Es lo que ocurre, por ejemplo, cuando, por el movimiento que experimenta la persona que se encuentra a bordo de un barco, el oído interno percibe el movimiento, pero los ojos no pueden indicar que se está moviendo.
Vértigo y otros mareos.
Ahora, no todas las formas en las que se presenta el mareo son iguales.
El vértigo propiamente dicho (o mareo inespecífico) a la sensación de embotamiento, de cabeza vacía o de caminar sobre nubes y es frecuente en personas con cuadros de ansiedad, trastornos de ánimo o como secuela de cuadros vertiginosos en personas con personalidad predisponente.
El desequilibrio, por ejemplo, es la sensación de falta de estabilidad en la que no hay percepción de vértigo y que suele ser secundaria a causas variadas o múltiples como la afección de la sensibilidad en las piernas, de la visión, problemas osteo-articulares o una alteración cerebral para coordinar adecuadamente el movimiento.
Por último, un presíncopees una sensación de pérdida inminente de conciencia que generalmente se presenta junto con debilidad, palidez y sudoración.
Suele vincularse a una falla en el sistema nervioso autónomo para la regulación adecuada de la presión arterial
En todos los casos, señala el doctor Scocco, es indispensable una evaluación del paciente por un especialista en neurootología, que es la subespecialidad encargada de estas patologías, para realizar el diagnóstico correcto y encarar el tratamiento.
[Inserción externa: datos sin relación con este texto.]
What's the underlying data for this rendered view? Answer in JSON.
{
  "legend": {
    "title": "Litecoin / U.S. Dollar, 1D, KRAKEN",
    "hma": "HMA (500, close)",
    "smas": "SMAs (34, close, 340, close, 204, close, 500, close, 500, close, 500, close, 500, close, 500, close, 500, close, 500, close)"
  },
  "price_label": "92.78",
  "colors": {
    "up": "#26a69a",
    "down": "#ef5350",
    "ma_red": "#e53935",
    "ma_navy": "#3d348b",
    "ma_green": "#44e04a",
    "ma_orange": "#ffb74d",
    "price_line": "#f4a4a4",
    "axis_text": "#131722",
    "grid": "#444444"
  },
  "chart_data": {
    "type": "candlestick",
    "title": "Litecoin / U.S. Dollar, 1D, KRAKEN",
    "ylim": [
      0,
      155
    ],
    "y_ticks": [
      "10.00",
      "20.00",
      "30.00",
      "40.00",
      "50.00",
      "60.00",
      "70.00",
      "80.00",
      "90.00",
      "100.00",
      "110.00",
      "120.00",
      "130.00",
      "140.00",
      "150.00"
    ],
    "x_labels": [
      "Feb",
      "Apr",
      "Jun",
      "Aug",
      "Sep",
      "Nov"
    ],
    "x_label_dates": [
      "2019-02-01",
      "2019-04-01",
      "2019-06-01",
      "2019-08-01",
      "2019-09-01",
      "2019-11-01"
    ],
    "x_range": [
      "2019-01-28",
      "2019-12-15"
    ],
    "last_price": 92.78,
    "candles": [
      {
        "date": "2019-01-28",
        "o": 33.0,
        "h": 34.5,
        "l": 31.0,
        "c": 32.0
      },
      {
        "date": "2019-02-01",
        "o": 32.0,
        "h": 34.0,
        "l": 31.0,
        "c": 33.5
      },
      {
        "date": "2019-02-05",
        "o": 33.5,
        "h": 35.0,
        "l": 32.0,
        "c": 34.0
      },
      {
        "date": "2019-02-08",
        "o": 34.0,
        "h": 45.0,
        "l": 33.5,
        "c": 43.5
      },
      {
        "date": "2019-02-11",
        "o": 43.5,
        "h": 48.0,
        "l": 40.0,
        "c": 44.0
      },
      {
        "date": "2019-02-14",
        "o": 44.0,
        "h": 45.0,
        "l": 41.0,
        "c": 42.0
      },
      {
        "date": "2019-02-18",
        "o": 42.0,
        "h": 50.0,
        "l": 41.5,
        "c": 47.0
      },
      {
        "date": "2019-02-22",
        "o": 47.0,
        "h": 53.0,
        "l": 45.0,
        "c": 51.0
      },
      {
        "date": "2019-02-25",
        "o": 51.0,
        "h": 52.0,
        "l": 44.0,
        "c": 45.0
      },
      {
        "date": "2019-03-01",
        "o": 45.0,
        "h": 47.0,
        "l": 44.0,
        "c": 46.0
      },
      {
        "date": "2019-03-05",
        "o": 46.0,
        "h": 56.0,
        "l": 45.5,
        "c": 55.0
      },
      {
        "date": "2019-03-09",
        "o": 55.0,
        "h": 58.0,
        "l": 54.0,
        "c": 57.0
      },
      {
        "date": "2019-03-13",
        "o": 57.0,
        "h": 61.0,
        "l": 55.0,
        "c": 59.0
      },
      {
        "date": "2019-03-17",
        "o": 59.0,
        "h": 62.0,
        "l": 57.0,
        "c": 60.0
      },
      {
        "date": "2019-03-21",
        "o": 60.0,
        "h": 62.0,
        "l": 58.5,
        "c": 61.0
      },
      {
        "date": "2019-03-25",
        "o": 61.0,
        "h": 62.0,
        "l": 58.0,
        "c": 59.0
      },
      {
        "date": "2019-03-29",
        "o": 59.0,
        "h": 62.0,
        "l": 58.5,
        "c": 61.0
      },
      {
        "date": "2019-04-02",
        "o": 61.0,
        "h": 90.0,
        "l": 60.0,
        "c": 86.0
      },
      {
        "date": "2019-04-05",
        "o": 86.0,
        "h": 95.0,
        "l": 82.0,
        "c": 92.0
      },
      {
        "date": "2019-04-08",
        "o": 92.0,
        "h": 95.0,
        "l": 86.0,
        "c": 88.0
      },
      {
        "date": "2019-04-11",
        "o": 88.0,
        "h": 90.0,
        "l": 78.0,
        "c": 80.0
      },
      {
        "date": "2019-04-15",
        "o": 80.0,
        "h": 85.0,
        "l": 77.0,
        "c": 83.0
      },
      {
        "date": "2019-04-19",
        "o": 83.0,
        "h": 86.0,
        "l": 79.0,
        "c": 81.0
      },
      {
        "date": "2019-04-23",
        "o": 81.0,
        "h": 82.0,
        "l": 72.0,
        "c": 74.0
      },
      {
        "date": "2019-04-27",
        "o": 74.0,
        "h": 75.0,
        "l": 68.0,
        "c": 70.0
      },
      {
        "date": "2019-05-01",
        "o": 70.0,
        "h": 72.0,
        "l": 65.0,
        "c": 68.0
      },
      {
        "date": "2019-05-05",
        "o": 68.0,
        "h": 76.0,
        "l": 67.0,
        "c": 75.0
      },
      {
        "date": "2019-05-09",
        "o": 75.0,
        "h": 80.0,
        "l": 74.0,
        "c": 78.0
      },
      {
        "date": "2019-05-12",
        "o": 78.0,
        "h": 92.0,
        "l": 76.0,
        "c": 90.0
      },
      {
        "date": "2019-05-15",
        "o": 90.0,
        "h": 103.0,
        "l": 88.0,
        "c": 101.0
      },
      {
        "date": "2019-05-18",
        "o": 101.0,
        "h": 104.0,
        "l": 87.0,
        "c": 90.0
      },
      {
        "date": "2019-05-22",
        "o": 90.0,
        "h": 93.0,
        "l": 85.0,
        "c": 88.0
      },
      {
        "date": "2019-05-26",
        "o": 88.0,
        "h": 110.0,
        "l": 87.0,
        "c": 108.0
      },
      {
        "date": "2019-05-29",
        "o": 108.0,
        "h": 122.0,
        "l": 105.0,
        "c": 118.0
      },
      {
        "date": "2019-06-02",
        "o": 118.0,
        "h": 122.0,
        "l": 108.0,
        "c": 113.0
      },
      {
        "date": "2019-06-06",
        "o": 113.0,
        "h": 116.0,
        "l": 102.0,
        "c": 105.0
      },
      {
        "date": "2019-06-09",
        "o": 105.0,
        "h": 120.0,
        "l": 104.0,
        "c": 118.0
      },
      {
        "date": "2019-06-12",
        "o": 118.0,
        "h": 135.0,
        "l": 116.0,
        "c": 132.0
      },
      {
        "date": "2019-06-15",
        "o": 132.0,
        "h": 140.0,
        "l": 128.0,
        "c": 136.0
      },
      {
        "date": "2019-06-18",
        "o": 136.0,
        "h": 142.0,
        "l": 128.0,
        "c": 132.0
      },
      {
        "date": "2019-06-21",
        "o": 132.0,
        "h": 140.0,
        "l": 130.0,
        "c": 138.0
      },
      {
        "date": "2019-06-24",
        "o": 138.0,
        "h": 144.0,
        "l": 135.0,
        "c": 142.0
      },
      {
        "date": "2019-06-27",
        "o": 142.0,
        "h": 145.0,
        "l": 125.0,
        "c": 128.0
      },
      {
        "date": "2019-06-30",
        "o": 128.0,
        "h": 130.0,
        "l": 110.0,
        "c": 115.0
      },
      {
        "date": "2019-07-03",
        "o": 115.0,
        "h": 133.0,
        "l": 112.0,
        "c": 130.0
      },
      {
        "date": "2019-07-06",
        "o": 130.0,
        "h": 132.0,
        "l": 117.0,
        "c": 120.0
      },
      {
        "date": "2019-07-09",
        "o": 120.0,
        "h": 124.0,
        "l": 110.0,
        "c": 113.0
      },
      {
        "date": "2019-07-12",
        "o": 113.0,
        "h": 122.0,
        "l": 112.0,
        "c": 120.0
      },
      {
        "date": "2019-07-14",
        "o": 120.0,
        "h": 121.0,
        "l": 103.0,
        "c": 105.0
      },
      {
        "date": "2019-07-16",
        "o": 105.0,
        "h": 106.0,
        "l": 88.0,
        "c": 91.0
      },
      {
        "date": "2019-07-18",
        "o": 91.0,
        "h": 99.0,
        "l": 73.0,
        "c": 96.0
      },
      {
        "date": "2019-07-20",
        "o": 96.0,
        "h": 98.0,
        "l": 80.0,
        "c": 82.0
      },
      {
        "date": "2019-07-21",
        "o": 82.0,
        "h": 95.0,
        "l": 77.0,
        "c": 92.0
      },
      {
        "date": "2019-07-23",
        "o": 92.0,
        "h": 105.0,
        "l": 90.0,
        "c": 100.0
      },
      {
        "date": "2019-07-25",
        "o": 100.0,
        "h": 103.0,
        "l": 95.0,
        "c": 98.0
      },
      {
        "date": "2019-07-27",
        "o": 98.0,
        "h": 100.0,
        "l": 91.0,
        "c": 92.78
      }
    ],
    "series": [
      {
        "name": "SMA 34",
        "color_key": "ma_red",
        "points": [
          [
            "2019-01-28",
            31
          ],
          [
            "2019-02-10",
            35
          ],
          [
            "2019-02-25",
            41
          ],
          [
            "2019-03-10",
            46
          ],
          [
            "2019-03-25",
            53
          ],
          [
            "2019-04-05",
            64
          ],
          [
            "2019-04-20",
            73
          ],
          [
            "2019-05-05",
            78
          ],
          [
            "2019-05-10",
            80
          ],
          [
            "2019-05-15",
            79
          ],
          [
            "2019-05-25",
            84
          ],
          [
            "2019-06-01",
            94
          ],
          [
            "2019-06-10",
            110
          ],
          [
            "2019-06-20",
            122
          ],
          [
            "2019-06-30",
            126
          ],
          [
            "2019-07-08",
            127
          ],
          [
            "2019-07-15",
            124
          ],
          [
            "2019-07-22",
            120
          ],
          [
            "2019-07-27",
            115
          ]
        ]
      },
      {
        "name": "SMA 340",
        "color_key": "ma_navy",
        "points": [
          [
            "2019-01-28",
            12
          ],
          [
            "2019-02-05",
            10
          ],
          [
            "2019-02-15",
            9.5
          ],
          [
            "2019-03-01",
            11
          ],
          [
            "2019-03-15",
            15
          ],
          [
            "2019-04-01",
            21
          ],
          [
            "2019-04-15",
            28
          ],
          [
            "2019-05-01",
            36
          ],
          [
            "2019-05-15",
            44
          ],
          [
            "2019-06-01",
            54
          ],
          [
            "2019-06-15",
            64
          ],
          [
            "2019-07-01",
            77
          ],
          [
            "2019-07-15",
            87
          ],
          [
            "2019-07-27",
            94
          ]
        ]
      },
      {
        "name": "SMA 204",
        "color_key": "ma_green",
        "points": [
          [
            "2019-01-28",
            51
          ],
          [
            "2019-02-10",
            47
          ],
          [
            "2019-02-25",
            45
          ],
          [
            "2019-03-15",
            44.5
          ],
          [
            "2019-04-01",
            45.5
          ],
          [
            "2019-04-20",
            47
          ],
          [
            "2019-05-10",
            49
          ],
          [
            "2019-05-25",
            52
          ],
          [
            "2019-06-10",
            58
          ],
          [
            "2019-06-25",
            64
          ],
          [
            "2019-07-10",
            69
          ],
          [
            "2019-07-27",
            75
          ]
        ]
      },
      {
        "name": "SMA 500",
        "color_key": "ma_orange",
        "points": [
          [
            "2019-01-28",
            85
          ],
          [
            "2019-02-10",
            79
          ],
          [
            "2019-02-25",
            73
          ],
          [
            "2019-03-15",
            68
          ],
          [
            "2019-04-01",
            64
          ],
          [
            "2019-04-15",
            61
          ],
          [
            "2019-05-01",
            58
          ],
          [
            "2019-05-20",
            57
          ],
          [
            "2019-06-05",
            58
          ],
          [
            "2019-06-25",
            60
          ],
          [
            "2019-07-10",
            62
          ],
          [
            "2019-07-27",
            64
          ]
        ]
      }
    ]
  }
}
"Lamentablemente, en la práctica diaria es muy frecuente que los pacientes deambulen durante años por distintos especialistas sin obtener un diagnóstico ni un tratamiento correcto", concluyó el especialista.
RECUADRO
Maniobras altamente efectivas
"En los últimos 20 años ha habido una explosión de conocimiento y tecnología en relación con los mareos que nos ayuda a diagnosticar y a tratar estos cuadros en forma adecuada", aseguró el doctor Darío Scocco.
Hoy se sabe que en el vértigo posicional paroxístico benigno, que representa aproximadamente el 50 por ciento de los casos de mareos, es fácilmente tratable por medio de maniobras que permiten reposicionar los cristales de carbonato de calcio (otolitos) que se han desprendido de la membrana donde normalmente se encuentran, y que son la causa de esta forma de vértigo.
La efectividad de estas maniobras es muy alta, superando el 80 por ciento en un solo intento y se incrementa si es repetida.